At least those of us who had the faith to stay for the full 80 minutes….

Comments

  1. John Harms says:

    Enjoyed the yarn A. Else. You’ve nailed it. Somme ripper descriptions. (You’re sounding like a rugby league writer) C. Smith is a marvel. On the TV he seemed to show zero panic levels, or even negative panic levels. Watch that last three minutes again. It is sensational.

    The Storm are great to watch.

    Many chances in this year’s NRL. Any thoughts on who wins it? I’m interested in the Cowboys and the Raiders (the weirdest side in Australian sport) but they are both going to finish bottom half of the eight.

  2. “…all rip, tear, fart and bustle.” Gold.

  3. Andrew Ellis says:

    Thanks for the kind words John; it was a game to inspire an artistic outburst.
    It’s truly mouth watering to consider the first week of the NRL finals.
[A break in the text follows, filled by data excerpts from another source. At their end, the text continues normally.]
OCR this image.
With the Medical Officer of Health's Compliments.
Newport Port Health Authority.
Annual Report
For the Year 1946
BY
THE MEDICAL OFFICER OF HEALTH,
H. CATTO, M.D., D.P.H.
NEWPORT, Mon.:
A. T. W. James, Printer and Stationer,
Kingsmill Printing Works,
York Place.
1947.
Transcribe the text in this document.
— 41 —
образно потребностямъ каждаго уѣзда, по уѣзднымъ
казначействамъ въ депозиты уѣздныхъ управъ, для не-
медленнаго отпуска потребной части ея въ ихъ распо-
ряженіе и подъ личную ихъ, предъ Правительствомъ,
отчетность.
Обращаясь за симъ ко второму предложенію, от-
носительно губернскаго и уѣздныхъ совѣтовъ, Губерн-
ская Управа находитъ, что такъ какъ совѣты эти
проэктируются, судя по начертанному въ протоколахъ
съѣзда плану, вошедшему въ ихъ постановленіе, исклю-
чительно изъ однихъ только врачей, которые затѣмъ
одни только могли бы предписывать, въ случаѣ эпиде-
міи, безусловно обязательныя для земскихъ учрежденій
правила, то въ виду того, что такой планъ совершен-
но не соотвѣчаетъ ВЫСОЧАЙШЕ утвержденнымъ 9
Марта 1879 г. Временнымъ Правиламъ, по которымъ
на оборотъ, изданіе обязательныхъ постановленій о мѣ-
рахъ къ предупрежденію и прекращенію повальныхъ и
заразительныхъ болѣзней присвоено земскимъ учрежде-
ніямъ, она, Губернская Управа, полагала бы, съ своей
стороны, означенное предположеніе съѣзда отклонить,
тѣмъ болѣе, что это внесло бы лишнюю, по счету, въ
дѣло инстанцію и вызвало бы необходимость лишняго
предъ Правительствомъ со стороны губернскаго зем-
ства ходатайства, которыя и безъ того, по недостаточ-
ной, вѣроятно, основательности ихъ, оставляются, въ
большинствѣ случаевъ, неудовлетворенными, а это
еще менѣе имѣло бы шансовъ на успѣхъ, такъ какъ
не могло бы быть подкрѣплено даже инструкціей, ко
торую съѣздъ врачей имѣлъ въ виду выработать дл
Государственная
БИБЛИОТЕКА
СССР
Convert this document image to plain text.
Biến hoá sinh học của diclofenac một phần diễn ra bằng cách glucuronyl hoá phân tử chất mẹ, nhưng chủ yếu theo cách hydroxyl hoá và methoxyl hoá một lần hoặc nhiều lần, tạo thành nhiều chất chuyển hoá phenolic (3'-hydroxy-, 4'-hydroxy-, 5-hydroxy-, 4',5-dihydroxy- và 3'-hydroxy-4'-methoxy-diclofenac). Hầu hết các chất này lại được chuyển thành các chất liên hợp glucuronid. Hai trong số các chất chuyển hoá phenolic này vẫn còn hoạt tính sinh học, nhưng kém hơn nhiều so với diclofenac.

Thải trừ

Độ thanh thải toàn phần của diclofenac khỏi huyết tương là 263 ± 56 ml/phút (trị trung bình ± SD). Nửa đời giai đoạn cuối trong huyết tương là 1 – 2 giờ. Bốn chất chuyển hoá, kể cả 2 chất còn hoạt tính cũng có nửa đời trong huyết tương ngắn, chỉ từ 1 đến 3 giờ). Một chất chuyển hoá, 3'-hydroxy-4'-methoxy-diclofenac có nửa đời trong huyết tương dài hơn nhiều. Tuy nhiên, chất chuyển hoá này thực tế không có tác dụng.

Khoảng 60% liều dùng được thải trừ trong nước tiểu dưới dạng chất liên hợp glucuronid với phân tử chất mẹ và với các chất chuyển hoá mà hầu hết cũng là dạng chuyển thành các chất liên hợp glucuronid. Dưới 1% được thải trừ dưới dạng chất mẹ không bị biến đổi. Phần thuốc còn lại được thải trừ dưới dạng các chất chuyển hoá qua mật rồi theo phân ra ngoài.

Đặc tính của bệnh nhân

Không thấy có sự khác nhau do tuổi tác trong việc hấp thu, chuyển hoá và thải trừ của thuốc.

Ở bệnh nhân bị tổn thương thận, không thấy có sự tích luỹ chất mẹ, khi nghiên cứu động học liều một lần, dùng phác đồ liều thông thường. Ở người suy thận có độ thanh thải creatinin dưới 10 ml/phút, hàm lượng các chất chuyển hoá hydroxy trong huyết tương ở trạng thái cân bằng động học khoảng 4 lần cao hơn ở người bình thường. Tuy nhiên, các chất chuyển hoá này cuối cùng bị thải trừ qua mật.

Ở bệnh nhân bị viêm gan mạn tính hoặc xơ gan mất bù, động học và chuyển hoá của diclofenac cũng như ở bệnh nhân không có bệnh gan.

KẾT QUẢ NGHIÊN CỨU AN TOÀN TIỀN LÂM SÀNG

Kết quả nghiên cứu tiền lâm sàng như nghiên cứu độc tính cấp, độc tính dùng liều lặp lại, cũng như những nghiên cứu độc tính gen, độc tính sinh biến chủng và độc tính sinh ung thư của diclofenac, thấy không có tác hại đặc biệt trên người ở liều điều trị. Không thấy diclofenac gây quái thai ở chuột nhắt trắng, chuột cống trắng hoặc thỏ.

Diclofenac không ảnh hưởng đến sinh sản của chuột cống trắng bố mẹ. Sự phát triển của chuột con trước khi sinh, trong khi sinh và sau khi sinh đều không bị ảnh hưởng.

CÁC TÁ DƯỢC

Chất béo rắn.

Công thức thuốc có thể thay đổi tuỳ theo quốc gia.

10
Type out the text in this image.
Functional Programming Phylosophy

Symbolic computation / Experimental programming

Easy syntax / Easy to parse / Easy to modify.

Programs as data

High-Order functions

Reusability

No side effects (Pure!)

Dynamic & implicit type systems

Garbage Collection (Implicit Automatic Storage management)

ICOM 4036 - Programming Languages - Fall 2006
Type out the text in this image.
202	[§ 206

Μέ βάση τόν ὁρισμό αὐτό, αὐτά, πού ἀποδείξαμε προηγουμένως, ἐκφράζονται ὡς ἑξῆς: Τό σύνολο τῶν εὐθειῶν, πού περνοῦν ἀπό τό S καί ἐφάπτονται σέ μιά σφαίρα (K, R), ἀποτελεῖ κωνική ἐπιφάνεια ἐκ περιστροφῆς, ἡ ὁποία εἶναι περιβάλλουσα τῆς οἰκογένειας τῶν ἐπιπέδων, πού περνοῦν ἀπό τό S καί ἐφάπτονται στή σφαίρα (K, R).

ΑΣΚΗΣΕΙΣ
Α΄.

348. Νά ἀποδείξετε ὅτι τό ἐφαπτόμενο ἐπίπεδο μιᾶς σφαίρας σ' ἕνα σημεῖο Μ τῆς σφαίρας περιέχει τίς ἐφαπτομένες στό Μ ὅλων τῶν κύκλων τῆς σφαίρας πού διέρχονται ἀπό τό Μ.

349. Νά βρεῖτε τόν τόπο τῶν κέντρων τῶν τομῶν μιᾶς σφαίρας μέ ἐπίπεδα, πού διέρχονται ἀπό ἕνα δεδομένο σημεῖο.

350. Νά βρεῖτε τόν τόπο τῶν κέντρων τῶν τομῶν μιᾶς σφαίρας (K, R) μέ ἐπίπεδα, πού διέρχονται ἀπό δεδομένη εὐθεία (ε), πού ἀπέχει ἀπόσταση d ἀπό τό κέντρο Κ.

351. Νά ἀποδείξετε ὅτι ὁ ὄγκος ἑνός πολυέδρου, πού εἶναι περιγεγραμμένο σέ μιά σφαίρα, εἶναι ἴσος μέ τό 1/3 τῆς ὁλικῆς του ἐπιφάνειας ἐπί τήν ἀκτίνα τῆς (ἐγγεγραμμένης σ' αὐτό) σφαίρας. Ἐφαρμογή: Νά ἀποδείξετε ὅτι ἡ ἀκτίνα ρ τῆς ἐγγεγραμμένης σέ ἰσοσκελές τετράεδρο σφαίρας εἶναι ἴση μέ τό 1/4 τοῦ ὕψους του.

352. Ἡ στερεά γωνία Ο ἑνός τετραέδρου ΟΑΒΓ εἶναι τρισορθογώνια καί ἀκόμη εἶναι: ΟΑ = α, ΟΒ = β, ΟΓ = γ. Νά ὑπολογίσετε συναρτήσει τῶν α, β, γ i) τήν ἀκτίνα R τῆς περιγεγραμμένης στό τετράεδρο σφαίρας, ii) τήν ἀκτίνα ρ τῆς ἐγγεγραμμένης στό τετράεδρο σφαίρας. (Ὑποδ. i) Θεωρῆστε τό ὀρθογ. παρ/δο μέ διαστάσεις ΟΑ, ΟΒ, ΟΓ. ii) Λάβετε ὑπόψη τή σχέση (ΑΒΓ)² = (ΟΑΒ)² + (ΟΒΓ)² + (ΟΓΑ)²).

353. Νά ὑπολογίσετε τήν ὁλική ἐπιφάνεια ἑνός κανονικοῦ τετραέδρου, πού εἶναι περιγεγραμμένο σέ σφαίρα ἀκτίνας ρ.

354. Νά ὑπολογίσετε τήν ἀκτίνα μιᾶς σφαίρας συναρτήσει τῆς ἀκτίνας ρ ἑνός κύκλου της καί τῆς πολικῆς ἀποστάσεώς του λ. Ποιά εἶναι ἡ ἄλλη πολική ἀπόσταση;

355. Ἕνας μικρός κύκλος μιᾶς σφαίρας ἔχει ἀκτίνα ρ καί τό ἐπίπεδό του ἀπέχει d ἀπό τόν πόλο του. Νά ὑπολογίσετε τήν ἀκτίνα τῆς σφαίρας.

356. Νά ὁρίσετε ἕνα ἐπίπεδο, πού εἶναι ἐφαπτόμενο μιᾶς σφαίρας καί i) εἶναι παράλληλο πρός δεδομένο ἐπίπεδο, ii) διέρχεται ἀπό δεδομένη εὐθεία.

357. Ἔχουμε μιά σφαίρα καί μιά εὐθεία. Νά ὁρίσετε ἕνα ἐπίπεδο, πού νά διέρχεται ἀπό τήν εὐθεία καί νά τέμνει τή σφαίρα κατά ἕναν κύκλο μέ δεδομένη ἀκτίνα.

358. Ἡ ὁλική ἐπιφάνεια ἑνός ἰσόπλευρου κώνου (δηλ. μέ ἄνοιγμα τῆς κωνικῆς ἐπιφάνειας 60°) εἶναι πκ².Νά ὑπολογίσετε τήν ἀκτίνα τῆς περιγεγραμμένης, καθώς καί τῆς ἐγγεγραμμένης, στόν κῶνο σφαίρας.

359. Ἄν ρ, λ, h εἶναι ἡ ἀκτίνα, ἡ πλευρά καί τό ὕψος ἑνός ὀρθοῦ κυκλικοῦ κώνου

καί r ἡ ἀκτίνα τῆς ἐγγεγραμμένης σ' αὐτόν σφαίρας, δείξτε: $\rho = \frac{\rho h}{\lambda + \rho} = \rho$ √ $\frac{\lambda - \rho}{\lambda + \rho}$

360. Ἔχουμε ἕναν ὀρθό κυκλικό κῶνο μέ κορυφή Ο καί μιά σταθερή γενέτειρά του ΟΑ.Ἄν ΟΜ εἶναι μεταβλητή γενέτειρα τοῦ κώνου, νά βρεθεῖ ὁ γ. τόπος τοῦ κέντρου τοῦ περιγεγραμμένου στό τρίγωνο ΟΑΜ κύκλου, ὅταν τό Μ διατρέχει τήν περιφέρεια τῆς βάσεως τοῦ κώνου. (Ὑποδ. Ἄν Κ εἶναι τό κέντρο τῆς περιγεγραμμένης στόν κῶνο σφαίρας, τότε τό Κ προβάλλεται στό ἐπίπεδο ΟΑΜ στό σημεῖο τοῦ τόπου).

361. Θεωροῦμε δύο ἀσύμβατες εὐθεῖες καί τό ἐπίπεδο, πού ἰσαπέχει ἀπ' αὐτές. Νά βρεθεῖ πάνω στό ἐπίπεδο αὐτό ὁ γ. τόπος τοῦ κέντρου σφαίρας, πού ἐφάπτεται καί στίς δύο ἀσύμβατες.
Just imagine Des leading the Bulldogs against his old charges from Manly, a Queensland epic between the Broncos and Cowboys, two real hard nuts in Raiders and Sharks and then an epic match-up of Inglis v Slater as the Bunnies tackle the Storm.
    Much as I hate to say it, the Eagles are coming good at the right time of the season, but lose the first week and they could be in real trouble.
    I’d say any man putting money on a winner at this stage of the season is a man with too much money!
    cheers

  4. I’m a Sharks fan and, unlike Bellamy and your man Bob, i still expected we’d lose right until the final dagger – Cronulla are the best at snatching defeat from the jaws (no pun) of victory…but they do match up well against Murdoch’s chicken-winging rorters. Unfortunately, though, there’s no evidence to suggest a finals culture could rescue the hapless Sharkies…mirroring the Great White Shark when it comes to the crunch!

  5. Stainless says:

    I was watching the game last night and switched it for 4 Corners with five minutes remaining!

    Could some knowledgeable NRL fans please confirm my suspicion that an indifferent Melbourne public has had one of the all-time great teams on our doorstep for a decade and have just not realised it? I’ve enjoyed watching them on the box but must confess that I’ve never seen them live.

    Is it just me or is this a classic case of pearls before swine?

  6. John Harms says:

    Sorry Andrew Ellis, I misread your name. I thought you were one of our Essendon writers – Andrew Else – turning his hand to rugby league.

    My apologies.

    Loved your piece, anyway.

  7. Andrew Ellis says:

    Stainless, you’re absolutely correct in your assumption. When you consider for several years we had Slater, Inglis, Smith and Cronk running around on the paddock at the same time it is remarkable more people haven’t come to watch them live. The Storm has carved a place in the hearts of Melbournians, but they’ve been unable to convert it to bums on seats.
    AAMI Park is a gem for your first taste of the great game and I’d thoroughly recommend you get down and try it.